Spectacles have always been a mind-boggling initiative for Snapchat parent Snap (NYSE: SNAP). Despite the fact that Snap had no prior meaningful experience in camera hardware, Spectacles drive almost no engagement on the core platform, and the company previously had to eat a $40 million charge related to horrendous sales, CEO Evan Spiegel still refuses to give up on his Spectacles fantasy.
It turns out that Spiegel's fixation with Spectacles contributed to the resignation of Snap's former CFO, Drew Vollero.
Vollero left due to wasteful hardware spending
The Wall Street Journal (subscription required) is out with a blockbuster report detailing Spiegel's controversial management style, providing investors with new insight into how the beleaguered social media company is run. Among many details included in the report is a revelation that Vollero had expressed concern to Spiegel over ongoing investments in hardware.
While Snap has never disclosed just how much it has spent developing Spectacles, investors knew that the company was initially selling the first-generation $130 models at a per-unit loss of about $100. Subsequent versions have had prices increased, presumably to reduce the losses. The third-generation models that are reportedly in the works are expected to be priced at a whopping $350. At that price point, Snap might not lose money up front, but probably won't sell very many units due to the steep price. That also means that the company's hardware operations will lack operating leverage, as its fixed costs will be spread across very few units.
Vollero left the company in May, replaced by Amazon.com finance veteran Tim Stone. Vollero quit "after clashing with Mr. Spiegel about the company's spending on hardware," according to the report.
Spiegel keeps the board in the dark
More broadly, the report also highlights other weaknesses in Spiegel's leadership. While Spiegel famously turned down a $3 billion offer from Facebook in 2013, the largest social media titan was still interested in buying Snapchat as recently as 2016. Spiegel still wasn't interested in selling, but more importantly didn't even inform the entire board of directors. Keeping the board in the dark regarding something so material further highlights Snap's terrible corporate governance structure.
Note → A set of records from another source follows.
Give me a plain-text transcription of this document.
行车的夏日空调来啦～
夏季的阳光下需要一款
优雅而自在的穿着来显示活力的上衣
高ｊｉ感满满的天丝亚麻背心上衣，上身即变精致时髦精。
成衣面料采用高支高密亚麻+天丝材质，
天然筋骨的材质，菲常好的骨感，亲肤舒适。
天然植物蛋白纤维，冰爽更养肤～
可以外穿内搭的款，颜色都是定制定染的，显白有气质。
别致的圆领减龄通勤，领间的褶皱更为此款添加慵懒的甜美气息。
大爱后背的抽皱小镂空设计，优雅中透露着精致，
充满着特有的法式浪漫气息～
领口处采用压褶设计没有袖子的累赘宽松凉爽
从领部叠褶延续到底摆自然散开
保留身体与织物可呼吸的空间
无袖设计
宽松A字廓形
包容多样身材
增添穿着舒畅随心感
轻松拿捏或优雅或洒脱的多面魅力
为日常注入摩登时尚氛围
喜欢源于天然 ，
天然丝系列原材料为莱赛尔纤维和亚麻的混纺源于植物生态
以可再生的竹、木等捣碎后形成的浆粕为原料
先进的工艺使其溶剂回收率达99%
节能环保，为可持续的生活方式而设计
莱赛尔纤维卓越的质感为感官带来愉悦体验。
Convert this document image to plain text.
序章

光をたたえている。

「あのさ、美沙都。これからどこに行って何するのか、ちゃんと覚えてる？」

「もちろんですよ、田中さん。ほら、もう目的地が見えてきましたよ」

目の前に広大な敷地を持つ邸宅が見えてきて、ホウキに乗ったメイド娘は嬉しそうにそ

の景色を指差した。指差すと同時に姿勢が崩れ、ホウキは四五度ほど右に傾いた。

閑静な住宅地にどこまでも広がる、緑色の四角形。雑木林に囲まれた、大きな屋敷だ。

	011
Snap's corporate governance, which doesn't allow public shareholders to have any votes whatsoever, is such a joke that the company's annual meeting in August lasted just three minutes and consisted of one of Snap's lawyers reading prepared remarks about the election of a director. Investors were not given an opportunity to ask questions, which isn't all that surprising since Snap has made it abundantly clear that it only wants their money and is utterly uninterested in their input.
However, Spiegel is reportedly becoming more open to feedback from his lieutenants, and attempting to use data to inform major strategic decisions going forward, a departure from his historical style of relying almost entirely on his poor instincts. So that's good, I guess.